Women are the story, Jennifer Lopez says in ELLE’s annual celebration of Women in Hollywood. “We have to be able to stand in our own power and say, ‘We’re not just on the periphery.’” As Fantasia Barrino Taylor puts it, we must tell ourselves: “I am the award. I am the trophy.”
Lopez, Barrino Taylor, and the seven other honorees here are changing the face of the film industry—literally, by becoming the stars that they desperately wanted to see onscreen. “That’s what I signed up for as an actor—to be a reflection of the world that I actually live in, to represent the person who doesn’t feel she has a voice and who isn’t seen,” says Danielle Brooks. “Even to represent myself.”
Representation has been a through line for many of this year’s Women in Hollywood honorees, from Eva Longoria, who talks about why she has made it a personal mission to tell complex Latin stories onscreen: “Hollywood gets to decide what heroes look like, and they never look like us,” to Lily Gladstone, who could become the first Native person nominated for a Best Actress Oscar for her star turn in Martin Scorsese’s Killers of the Flower Moon: “Seeing yourself represented gives you a sense of your place in the world,” she says.
Now that they’ve proven what is possible, they are pushing the limits even further. By writing new futures for themselves and women like them: “What I continue to wish for my career, and women’s careers and people of color’s careers, is that we don’t have to exist inside of these boxes or these lanes,” says America Ferrera, who will soon direct her first feature film.
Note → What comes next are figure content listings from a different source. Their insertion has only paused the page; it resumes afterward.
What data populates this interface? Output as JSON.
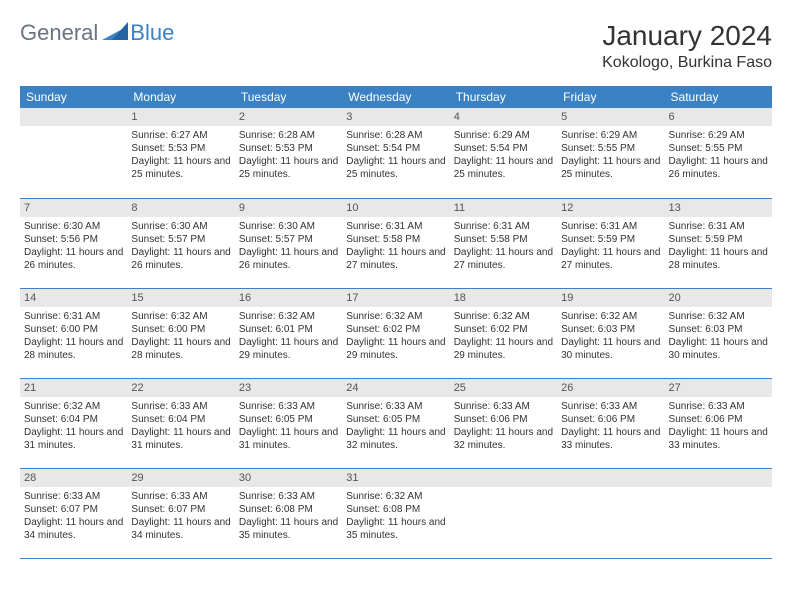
{
  "logo": {
    "general": "General",
    "blue": "Blue"
  },
  "title": "January 2024",
  "location": "Kokologo, Burkina Faso",
  "colors": {
    "header_bg": "#3b82c4",
    "header_text": "#ffffff",
    "daynum_bg": "#e8e8e8",
    "border": "#3b82c4",
    "logo_gray": "#6b7280",
    "logo_blue": "#3b82c4"
  },
  "weekdays": [
    "Sunday",
    "Monday",
    "Tuesday",
    "Wednesday",
    "Thursday",
    "Friday",
    "Saturday"
  ],
  "grid": [
    [
      null,
      {
        "n": "1",
        "sr": "6:27 AM",
        "ss": "5:53 PM",
        "dl": "11 hours and 25 minutes."
      },
      {
        "n": "2",
        "sr": "6:28 AM",
        "ss": "5:53 PM",
        "dl": "11 hours and 25 minutes."
      },
      {
        "n": "3",
        "sr": "6:28 AM",
        "ss": "5:54 PM",
        "dl": "11 hours and 25 minutes."
      },
      {
        "n": "4",
        "sr": "6:29 AM",
        "ss": "5:54 PM",
        "dl": "11 hours and 25 minutes."
      },
      {
        "n": "5",
        "sr": "6:29 AM",
        "ss": "5:55 PM",
        "dl": "11 hours and 25 minutes."
      },
      {
        "n": "6",
        "sr": "6:29 AM",
        "ss": "5:55 PM",
        "dl": "11 hours and 26 minutes."
      }
    ],
    [
      {
        "n": "7",
        "sr": "6:30 AM",
        "ss": "5:56 PM",
        "dl": "11 hours and 26 minutes."
      },
      {
        "n": "8",
        "sr": "6:30 AM",
        "ss": "5:57 PM",
        "dl": "11 hours and 26 minutes."
      },
      {
        "n": "9",
        "sr": "6:30 AM",
        "ss": "5:57 PM",
        "dl": "11 hours and 26 minutes."
      },
      {
        "n": "10",
        "sr": "6:31 AM",
        "ss": "5:58 PM",
        "dl": "11 hours and 27 minutes."
      },
      {
        "n": "11",
        "sr": "6:31 AM",
        "ss": "5:58 PM",
        "dl": "11 hours and 27 minutes."
      },
      {
        "n": "12",
        "sr": "6:31 AM",
        "ss": "5:59 PM",
        "dl": "11 hours and 27 minutes."
      },
      {
        "n": "13",
        "sr": "6:31 AM",
        "ss": "5:59 PM",
        "dl": "11 hours and 28 minutes."
      }
    ],
    [
      {
        "n": "14",
        "sr": "6:31 AM",
        "ss": "6:00 PM",
        "dl": "11 hours and 28 minutes."
      },
      {
        "n": "15",
        "sr": "6:32 AM",
        "ss": "6:00 PM",
        "dl": "11 hours and 28 minutes."
      },
      {
        "n": "16",
        "sr": "6:32 AM",
        "ss": "6:01 PM",
        "dl": "11 hours and 29 minutes."
      },
      {
        "n": "17",
        "sr": "6:32 AM",
        "ss": "6:02 PM",
        "dl": "11 hours and 29 minutes."
      },
      {
        "n": "18",
        "sr": "6:32 AM",
        "ss": "6:02 PM",
        "dl": "11 hours and 29 minutes."
      },
      {
        "n": "19",
        "sr": "6:32 AM",
        "ss": "6:03 PM",
        "dl": "11 hours and 30 minutes."
      },
      {
        "n": "20",
        "sr": "6:32 AM",
        "ss": "6:03 PM",
        "dl": "11 hours and 30 minutes."
      }
    ],
    [
      {
        "n": "21",
        "sr": "6:32 AM",
        "ss": "6:04 PM",
        "dl": "11 hours and 31 minutes."
      },
      {
        "n": "22",
        "sr": "6:33 AM",
        "ss": "6:04 PM",
        "dl": "11 hours and 31 minutes."
      },
      {
        "n": "23",
        "sr": "6:33 AM",
        "ss": "6:05 PM",
        "dl": "11 hours and 31 minutes."
      },
      {
        "n": "24",
        "sr": "6:33 AM",
        "ss": "6:05 PM",
        "dl": "11 hours and 32 minutes."
      },
      {
        "n": "25",
        "sr": "6:33 AM",
        "ss": "6:06 PM",
        "dl": "11 hours and 32 minutes."
      },
      {
        "n": "26",
        "sr": "6:33 AM",
        "ss": "6:06 PM",
        "dl": "11 hours and 33 minutes."
      },
      {
        "n": "27",
        "sr": "6:33 AM",
        "ss": "6:06 PM",
        "dl": "11 hours and 33 minutes."
      }
    ],
    [
      {
        "n": "28",
        "sr": "6:33 AM",
        "ss": "6:07 PM",
        "dl": "11 hours and 34 minutes."
      },
      {
        "n": "29",
        "sr": "6:33 AM",
        "ss": "6:07 PM",
        "dl": "11 hours and 34 minutes."
      },
      {
        "n": "30",
        "sr": "6:33 AM",
        "ss": "6:08 PM",
        "dl": "11 hours and 35 minutes."
      },
      {
        "n": "31",
        "sr": "6:32 AM",
        "ss": "6:08 PM",
        "dl": "11 hours and 35 minutes."
      },
      null,
      null,
      null
    ]
  ],
  "labels": {
    "sunrise": "Sunrise:",
    "sunset": "Sunset:",
    "daylight": "Daylight:"
  }
}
And by using their platforms to uplift others, like Taraji P. Henson, who says: “I’m grateful that acting led me to a larger life purpose.”
Greta Lee, the breakout star of Past Lives, says she’ll work until age 100 if she can in order to make up for lost time—“all those years of sitting and just watching people who had access to all the opportunities you didn’t,” she says. While Jodie Foster, after five decades in the industry, is relishing the feeling of letting go and watching others soar: At a certain point, “it’s someone else’s time,” she says. “You might as well do more of the things you love, less of the things you hate, and stop beating yourself up for something you can’t control.”
Editor’s Note: Our editors worked directly with SAG-AFTRA during its recent strike to make sure we could honor women in Hollywood while still adhering to union guidelines. Honorees were permitted to be photographed and speak about their careers generally; any specific acting projects they discuss here were either not among those subject to the strike or were added via follow-up interviews after the strike ended.